We are currently in fundraising mode. We are talking to anyone we can about the business opportunity and trying to convince people to give us money in exchange for a promise that we can build a great company that is valuable beyond our wildest dreams.

Building something from scratch is incredibly difficult, something Peter Thiel calls going from zero to one. Trying to convince people that this new thing that did not exist before will somehow grow up to be a thriving business can be excruciating.

We are in the beginning stages of the process of fundraising and building a company. We are not on the other side yet, and the journey ahead will be a long, arduous one. I think only entrepreneurs who have been through this journey understand the kind of mental, emotional and physical toll it takes.

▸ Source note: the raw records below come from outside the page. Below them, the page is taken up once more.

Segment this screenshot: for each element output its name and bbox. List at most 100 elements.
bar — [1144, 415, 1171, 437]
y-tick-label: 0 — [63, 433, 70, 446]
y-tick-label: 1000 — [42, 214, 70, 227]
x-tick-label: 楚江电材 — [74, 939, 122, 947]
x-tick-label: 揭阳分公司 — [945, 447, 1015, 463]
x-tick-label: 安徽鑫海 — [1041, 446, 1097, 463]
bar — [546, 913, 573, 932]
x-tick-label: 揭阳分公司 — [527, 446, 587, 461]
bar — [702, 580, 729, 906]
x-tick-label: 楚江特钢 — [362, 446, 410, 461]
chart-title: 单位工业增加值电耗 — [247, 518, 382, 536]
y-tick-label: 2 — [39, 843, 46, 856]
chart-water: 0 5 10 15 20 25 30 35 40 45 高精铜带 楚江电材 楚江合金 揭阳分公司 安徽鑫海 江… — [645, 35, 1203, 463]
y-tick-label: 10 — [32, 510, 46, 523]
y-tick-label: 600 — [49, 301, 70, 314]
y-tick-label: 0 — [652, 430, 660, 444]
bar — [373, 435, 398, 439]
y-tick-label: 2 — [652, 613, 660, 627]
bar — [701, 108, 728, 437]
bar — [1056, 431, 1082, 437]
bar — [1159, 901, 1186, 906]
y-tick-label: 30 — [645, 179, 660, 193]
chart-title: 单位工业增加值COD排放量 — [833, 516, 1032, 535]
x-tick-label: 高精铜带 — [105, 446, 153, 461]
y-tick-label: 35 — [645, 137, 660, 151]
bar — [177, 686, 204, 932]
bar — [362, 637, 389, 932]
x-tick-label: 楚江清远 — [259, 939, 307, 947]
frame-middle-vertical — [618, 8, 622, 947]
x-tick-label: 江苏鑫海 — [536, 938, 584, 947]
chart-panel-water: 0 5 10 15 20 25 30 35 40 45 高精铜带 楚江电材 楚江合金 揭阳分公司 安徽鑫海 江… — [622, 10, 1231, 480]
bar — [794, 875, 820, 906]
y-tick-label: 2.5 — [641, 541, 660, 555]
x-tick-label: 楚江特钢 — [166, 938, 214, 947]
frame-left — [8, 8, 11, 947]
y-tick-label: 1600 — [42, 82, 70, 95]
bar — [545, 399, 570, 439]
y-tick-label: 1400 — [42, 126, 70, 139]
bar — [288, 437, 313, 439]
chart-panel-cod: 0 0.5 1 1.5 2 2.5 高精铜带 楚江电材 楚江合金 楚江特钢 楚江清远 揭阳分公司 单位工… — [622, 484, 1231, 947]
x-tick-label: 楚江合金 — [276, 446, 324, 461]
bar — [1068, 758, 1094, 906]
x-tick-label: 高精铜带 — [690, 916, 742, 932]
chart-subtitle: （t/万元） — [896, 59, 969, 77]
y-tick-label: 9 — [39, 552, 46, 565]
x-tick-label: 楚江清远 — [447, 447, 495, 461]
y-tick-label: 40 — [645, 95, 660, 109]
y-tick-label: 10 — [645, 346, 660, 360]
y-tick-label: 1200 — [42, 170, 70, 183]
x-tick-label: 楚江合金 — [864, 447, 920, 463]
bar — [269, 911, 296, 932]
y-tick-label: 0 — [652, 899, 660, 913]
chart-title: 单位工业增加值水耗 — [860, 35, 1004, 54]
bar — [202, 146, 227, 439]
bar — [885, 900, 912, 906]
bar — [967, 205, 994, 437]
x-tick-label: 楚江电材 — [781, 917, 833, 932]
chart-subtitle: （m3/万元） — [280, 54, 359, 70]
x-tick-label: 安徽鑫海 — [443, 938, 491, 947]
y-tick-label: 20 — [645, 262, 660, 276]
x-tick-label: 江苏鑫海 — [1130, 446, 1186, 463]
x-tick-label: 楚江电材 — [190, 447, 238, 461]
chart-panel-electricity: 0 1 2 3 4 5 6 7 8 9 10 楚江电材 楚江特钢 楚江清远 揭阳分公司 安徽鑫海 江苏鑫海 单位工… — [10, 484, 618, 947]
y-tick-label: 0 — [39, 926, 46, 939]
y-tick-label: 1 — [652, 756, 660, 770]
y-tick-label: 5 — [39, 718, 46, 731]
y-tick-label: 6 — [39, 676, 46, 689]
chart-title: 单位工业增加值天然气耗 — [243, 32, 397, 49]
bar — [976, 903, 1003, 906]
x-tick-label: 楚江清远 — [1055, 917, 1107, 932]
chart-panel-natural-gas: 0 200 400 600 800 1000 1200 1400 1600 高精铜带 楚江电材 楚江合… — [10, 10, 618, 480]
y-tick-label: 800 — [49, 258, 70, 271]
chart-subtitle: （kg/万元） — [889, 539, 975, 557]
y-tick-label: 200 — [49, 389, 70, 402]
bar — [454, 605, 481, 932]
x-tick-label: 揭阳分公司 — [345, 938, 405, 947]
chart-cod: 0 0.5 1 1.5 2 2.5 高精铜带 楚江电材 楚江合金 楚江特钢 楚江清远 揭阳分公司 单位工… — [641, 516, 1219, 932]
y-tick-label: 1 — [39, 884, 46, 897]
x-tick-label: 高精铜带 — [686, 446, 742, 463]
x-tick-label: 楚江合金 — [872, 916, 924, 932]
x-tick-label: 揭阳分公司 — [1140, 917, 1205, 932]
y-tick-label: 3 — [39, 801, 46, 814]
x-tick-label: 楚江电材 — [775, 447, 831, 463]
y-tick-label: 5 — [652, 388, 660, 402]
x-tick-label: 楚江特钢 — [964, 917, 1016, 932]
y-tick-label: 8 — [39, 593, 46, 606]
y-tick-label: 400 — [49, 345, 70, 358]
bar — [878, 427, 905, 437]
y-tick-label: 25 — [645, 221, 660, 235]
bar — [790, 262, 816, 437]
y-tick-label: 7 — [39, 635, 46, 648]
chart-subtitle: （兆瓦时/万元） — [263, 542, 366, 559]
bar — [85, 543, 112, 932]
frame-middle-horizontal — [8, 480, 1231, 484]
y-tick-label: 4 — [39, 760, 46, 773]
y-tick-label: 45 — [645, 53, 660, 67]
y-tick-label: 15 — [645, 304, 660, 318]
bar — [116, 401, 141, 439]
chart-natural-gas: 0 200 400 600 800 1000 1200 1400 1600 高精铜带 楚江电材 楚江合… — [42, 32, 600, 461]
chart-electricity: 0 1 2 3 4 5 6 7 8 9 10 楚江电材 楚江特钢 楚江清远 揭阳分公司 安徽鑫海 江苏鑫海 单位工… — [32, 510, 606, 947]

We are in the thick of it. Someday I hope to write a post about how great and fun it is to be on the other side, but that is not today.

My confidence in the vision for Blue Seat has been on a steady growth for 2.5 years. That is why I am still going and will continue down this path for the foreseeable future. But the confidence in the vision is separate from the ability to execute on that vision. There are days when I feel like I can take on the entire world and convince anyone of our vision and days when I feel like I can’t convince anyone and we will not only fail but, even worse, fade away slowly into the darkness. On the scale of days, today is closer to the latter.

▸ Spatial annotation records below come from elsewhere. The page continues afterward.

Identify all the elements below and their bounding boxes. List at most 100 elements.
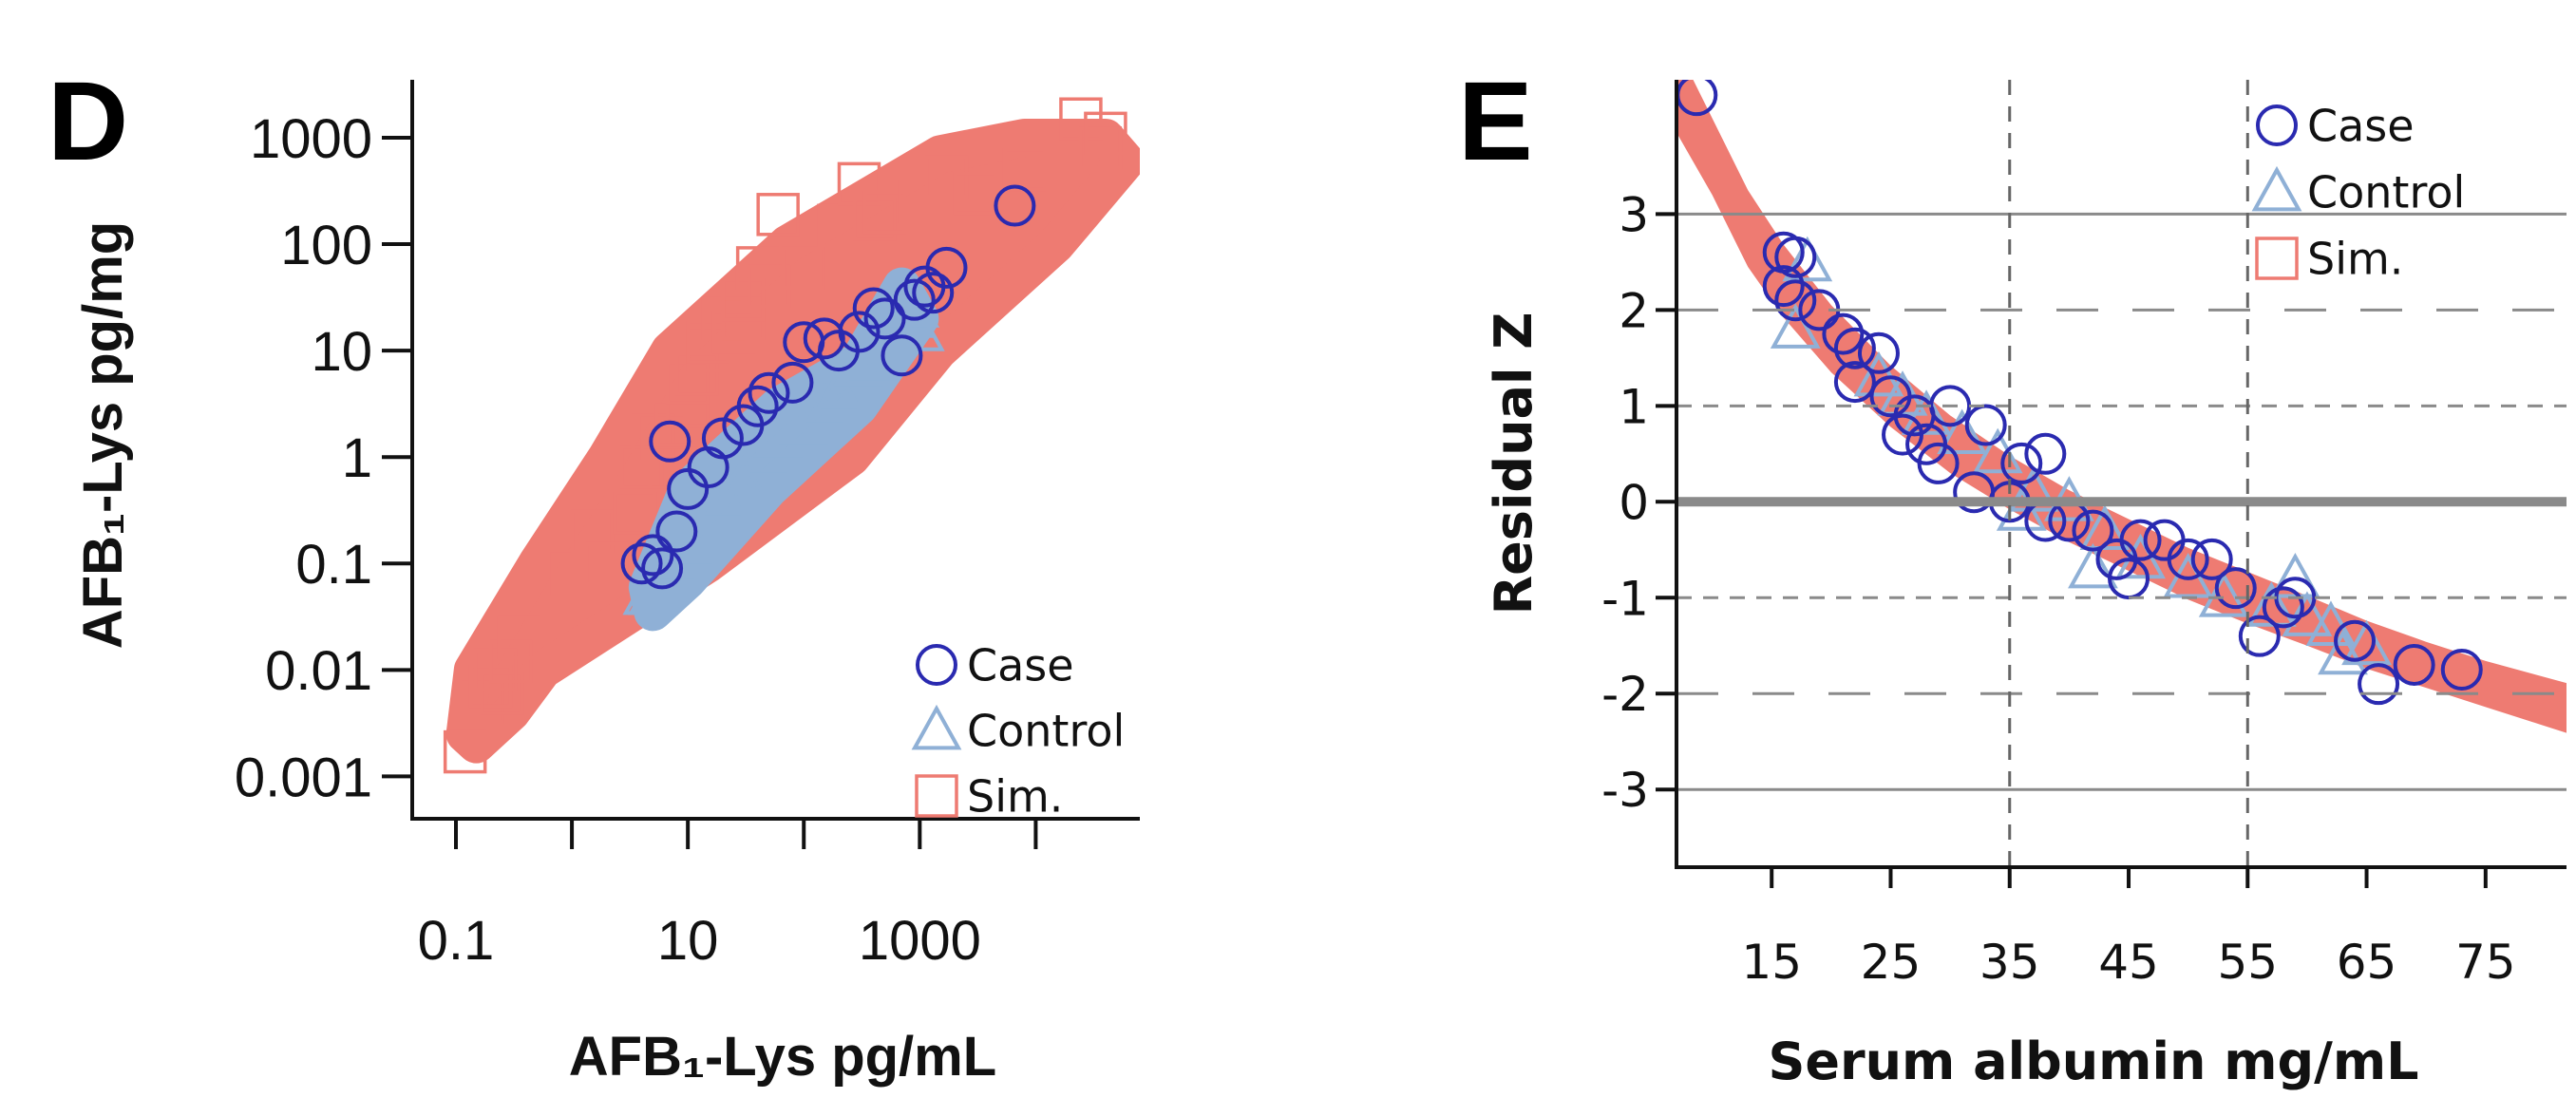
sim-point	[585, 541, 629, 586]
sim-point	[666, 384, 710, 428]
control-point	[662, 519, 713, 564]
legend-label: Case	[967, 640, 1074, 691]
sim-point	[924, 155, 969, 199]
y-tick-label: 10	[311, 321, 372, 383]
control-point	[718, 454, 768, 501]
case-point	[620, 542, 663, 585]
case-point	[748, 371, 790, 414]
control-point	[1782, 236, 1833, 282]
sim-point	[631, 413, 675, 458]
case-point	[1964, 404, 2007, 446]
y-tick-label: -3	[1601, 763, 1649, 818]
y-tick-label: 1000	[250, 108, 372, 170]
y-tick-label: 0.001	[235, 747, 372, 808]
sim-point	[782, 246, 825, 290]
control-point	[2341, 619, 2392, 666]
legend-circle-icon	[916, 644, 957, 686]
case-point	[1857, 331, 1900, 374]
case-point	[1833, 327, 1876, 369]
control-point	[2245, 581, 2297, 627]
case-point	[655, 510, 698, 553]
control-point	[799, 380, 850, 426]
panel-label-e: E	[1458, 59, 1533, 184]
sim-point	[497, 615, 541, 660]
legend: Case Control Sim.	[2251, 101, 2465, 285]
control-point	[1853, 350, 1904, 397]
legend-circle-icon	[2256, 104, 2298, 146]
y-tick-label: 0	[1619, 475, 1649, 530]
case-point	[2393, 643, 2435, 686]
panel-label-d: D	[47, 59, 128, 184]
case-point	[817, 330, 860, 372]
control-point	[2198, 572, 2249, 617]
control-point	[2269, 552, 2320, 598]
x-tick-label: 45	[2098, 935, 2159, 990]
plot-marks	[443, 97, 1140, 774]
control-point	[2305, 600, 2357, 646]
y-tick-label: 1	[1619, 379, 1649, 434]
sim-point	[862, 190, 907, 235]
sim-point	[1078, 126, 1123, 170]
case-point	[863, 297, 906, 340]
case-point	[2167, 538, 2209, 580]
case-point	[1774, 236, 1817, 278]
legend-label: Control	[967, 706, 1125, 757]
x-tick-label: 25	[1861, 935, 1922, 990]
case-point	[2358, 663, 2400, 706]
y-tick-label: 0.01	[265, 640, 372, 702]
x-tick-label: 1000	[859, 910, 981, 972]
control-point	[636, 548, 688, 594]
x-tick-label: 0.1	[418, 910, 495, 972]
control-point	[2068, 542, 2118, 589]
case-point	[641, 547, 684, 590]
case-point	[2262, 586, 2304, 629]
case-point	[649, 420, 691, 463]
plot-marks	[1676, 80, 2567, 733]
case-point	[912, 272, 955, 314]
y-tick-label: 2	[1619, 283, 1649, 338]
case-point	[2024, 432, 2067, 475]
sim-point	[570, 509, 615, 554]
case-point	[2190, 538, 2233, 580]
case-point	[632, 534, 674, 577]
y-tick-label: 100	[280, 215, 372, 276]
case-point	[852, 287, 895, 330]
y-axis-title-e: Residual Z	[1484, 312, 1544, 615]
control-point	[752, 412, 804, 458]
case-point	[1774, 279, 1817, 322]
case-point	[994, 184, 1036, 227]
y-tick-label: -2	[1601, 667, 1649, 722]
control-point	[2282, 591, 2333, 636]
case-point	[722, 404, 765, 446]
control-point	[628, 569, 678, 615]
legend-square-icon	[915, 774, 958, 818]
case-point	[2214, 567, 2257, 610]
sim-point	[1084, 111, 1127, 156]
case-point	[893, 278, 936, 321]
legend-label: Sim.	[2307, 234, 2403, 285]
x-axis-title-e: Serum albumin mg/mL	[1768, 1032, 2418, 1091]
sim-point	[675, 352, 719, 396]
case-point	[2440, 648, 2483, 691]
plot-area-d: 0.001 0.01 0.1 1 10 100 1000 0.1 10 1000 Case Contr…	[235, 80, 1140, 972]
case-point	[2334, 619, 2377, 662]
case-point	[1833, 361, 1876, 404]
legend-triangle-icon	[911, 704, 962, 750]
case-point	[1917, 442, 1960, 484]
legend-square-icon	[2255, 237, 2299, 280]
x-tick-label: 75	[2455, 935, 2516, 990]
sim-point	[443, 729, 487, 774]
case-point	[2238, 615, 2281, 657]
x-tick-label: 65	[2337, 935, 2397, 990]
legend-label: Control	[2307, 167, 2465, 218]
sim-point	[480, 672, 524, 715]
case-point	[1762, 265, 1805, 308]
panel-e: E -3 -2 -1 0 1 2 3 15 25 35 45 55 65 75 Case Control Sim…	[1458, 59, 2567, 1091]
control-point	[709, 447, 760, 493]
sim-point	[721, 277, 766, 322]
y-tick-label: 0.1	[295, 534, 372, 596]
sim-point	[853, 198, 897, 241]
sim-point	[613, 491, 657, 535]
sim-point	[474, 648, 518, 692]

It’s important for me to capture these moments and share them with you. I feel incredibly discouraged today. In times like these you start to ask yourself what in the hell you are doing. Am I in the right city? Am I talking to the right people? Can we actually do this? Are we investing all of our time and energy into a bad idea?

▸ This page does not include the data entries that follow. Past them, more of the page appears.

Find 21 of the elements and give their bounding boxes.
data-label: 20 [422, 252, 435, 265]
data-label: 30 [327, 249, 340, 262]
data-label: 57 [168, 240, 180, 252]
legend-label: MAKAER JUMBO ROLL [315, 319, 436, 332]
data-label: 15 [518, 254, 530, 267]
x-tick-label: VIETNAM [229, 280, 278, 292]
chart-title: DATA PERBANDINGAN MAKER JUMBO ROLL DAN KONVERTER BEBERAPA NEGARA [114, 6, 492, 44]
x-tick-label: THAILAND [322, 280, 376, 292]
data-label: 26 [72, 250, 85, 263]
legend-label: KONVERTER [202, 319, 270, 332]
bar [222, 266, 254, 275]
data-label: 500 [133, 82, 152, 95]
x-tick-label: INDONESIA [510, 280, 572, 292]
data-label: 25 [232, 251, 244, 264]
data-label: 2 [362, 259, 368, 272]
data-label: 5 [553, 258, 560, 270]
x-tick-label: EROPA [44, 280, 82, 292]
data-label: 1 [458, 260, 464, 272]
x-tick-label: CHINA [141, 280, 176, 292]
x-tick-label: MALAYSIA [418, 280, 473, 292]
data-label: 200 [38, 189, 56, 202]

You start to feel alone. It feels as though you have a secret that is really important and that you want to share with everyone but as much as you try to convince them of it they just can’t see it.

You start to get frustrated. Why can’t they see it? Either you are a lunatic or you are failing to convince them yet that you are not. Neither are pleasant experiences.

It’s hard to be rejected. There’s a lot of rejection when you are fundraising. It’s hard to not absorb that on a personal level. This company is my life. There’s very little separation for founders and when others reject your vision you start to wonder why you are devoting your life to this thing that seems so hard to convince others of its greatness.

But you have to press on.

For 2.5 years Jeffrey and I have been laying down tracks, hammering railroad ties into the ground one by one. Now, the train is moving. It’s chuggling along slowly and parts are flying off and we are trying desperately to fix things as we pick up speed. But I’m sure as hell not jumping off.

The reason the fundraising process is excruciating is because I believe in the vision so deeply. I so badly want people around me to believe in it too and join me in reaping the long-term benefits of it. It’s challenging to convince people that this slow-moving train with bolts flying off of it will ever become anything more because it’s so difficult for all of us to imagine a future much different than our current reality.

There’s no great conclusion to this post. My intention is only to give you an honest glimpse inside of my mind. It’s important for me to be honest, maybe the most important thing.